Casein, soy and whey, oh my.  From elite athletes to the average gym goer choose to supplement their body with protein powders – and for good reasons. People understand consuming protein helps to repair your damaged muscles and stimulate new muscle protein synthesis – muscle growth – but the knowledge usually ends there. This can lead to several questions. What type of protein is best to consume after resistance training? How much should I consume after a workout? When is the optimal time to consume protein? 

Walk into any supplement/nutrition store and you will have what seems like 100 different protein powders to choose from. With so many choices, which type of protein is superior for stimulating muscle protein synthesis? A study published in the Journal of Applied Physiology took the three most common protein supplements – whey hydrosolate, casein, soy protein isolate – and set out to determine which was more effective in stimulating muscle protein synthesis both at rest and following exercise. The whey protein hydrolsyate was crowned the king.
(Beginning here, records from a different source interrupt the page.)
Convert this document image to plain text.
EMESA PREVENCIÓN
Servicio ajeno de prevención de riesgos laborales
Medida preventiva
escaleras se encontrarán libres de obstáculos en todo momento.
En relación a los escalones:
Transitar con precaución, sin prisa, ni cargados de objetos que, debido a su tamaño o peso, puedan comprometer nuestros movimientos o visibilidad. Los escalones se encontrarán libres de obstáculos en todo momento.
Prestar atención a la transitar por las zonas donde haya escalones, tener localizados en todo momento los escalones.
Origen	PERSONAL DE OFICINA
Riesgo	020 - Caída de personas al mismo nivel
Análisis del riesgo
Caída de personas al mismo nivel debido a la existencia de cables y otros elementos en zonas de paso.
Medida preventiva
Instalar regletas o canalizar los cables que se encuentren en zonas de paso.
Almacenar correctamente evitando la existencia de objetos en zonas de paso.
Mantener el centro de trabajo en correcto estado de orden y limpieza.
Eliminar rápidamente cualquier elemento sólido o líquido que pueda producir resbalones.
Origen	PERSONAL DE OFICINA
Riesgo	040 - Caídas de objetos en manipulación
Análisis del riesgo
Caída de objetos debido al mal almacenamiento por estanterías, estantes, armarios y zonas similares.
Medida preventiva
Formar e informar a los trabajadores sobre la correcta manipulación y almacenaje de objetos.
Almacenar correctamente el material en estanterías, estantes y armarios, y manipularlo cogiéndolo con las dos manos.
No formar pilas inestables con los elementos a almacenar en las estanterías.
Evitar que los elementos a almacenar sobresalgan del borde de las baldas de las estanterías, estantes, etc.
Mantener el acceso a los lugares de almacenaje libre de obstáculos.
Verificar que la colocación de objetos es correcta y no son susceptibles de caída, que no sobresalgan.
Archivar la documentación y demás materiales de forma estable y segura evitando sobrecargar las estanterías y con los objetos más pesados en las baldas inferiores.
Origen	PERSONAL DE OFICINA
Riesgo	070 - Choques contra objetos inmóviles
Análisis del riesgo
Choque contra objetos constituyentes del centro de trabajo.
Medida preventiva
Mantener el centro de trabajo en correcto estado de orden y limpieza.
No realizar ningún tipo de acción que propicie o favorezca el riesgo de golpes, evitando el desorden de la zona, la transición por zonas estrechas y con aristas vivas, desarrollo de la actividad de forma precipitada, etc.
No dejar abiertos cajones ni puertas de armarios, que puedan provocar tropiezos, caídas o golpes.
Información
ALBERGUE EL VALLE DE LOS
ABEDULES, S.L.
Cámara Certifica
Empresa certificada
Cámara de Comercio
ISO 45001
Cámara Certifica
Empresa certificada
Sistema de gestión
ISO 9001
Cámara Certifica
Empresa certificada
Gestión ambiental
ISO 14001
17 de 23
This is due to the peak leucine – a branched chain amino acid – concentrations in the whey protein powder.

The phrase, “more is always better,” is certainly not applicable to whey protein powder. A 2014 study published in The American Journal of Clinical Nutrition suggests just that. Researchers had young men weighing approximately 180 pounds ingest either 0, 10, 20, or 40 grams of whey protein isolate after resistance training. The authors of the study determined 20 grams of whey protein is sufficient for maximal muscle protein synthesis in both exercised and rested young men. When the men consume more than 20 grams of whey protein powder, amino acid oxidation and ureagenesis was stimulated – scientific for amino acids that are not used. Of course, for those who have more muscle mass it may be necessary to consume more protein in order to maximize muscle protein synthesis. 

Chances are you have heard of the infamous 30-minute “anabolic window.” The concept entails that you must consume protein within 30-minutes post exercise or your muscles will not benefit. The Sport Science Exchange looked at several chronic studies – which suggest the “window” during which protein should be consumed is likely less than two hours following resistance training. Doing so supports greater gains in lean body mass in younger individuals. Thus, as long as a rapidly digested whey protein powder is consumed within an hour or two following your resistance training, you have nothing to worry about. 

For the maintenance and building of muscle mass, the Sports Science Exchange recommends protein intakes to be in the range of 1.4-1.6 grams per kilogram of bodyweight a day. In order to reach the recommend range, athletes should consume protein at each meal. 

Always remember, whey protein powders are there to supplement the diet – they cannot make up for a poor diet. Food has a much greater impact on your performance in the gym or on the field.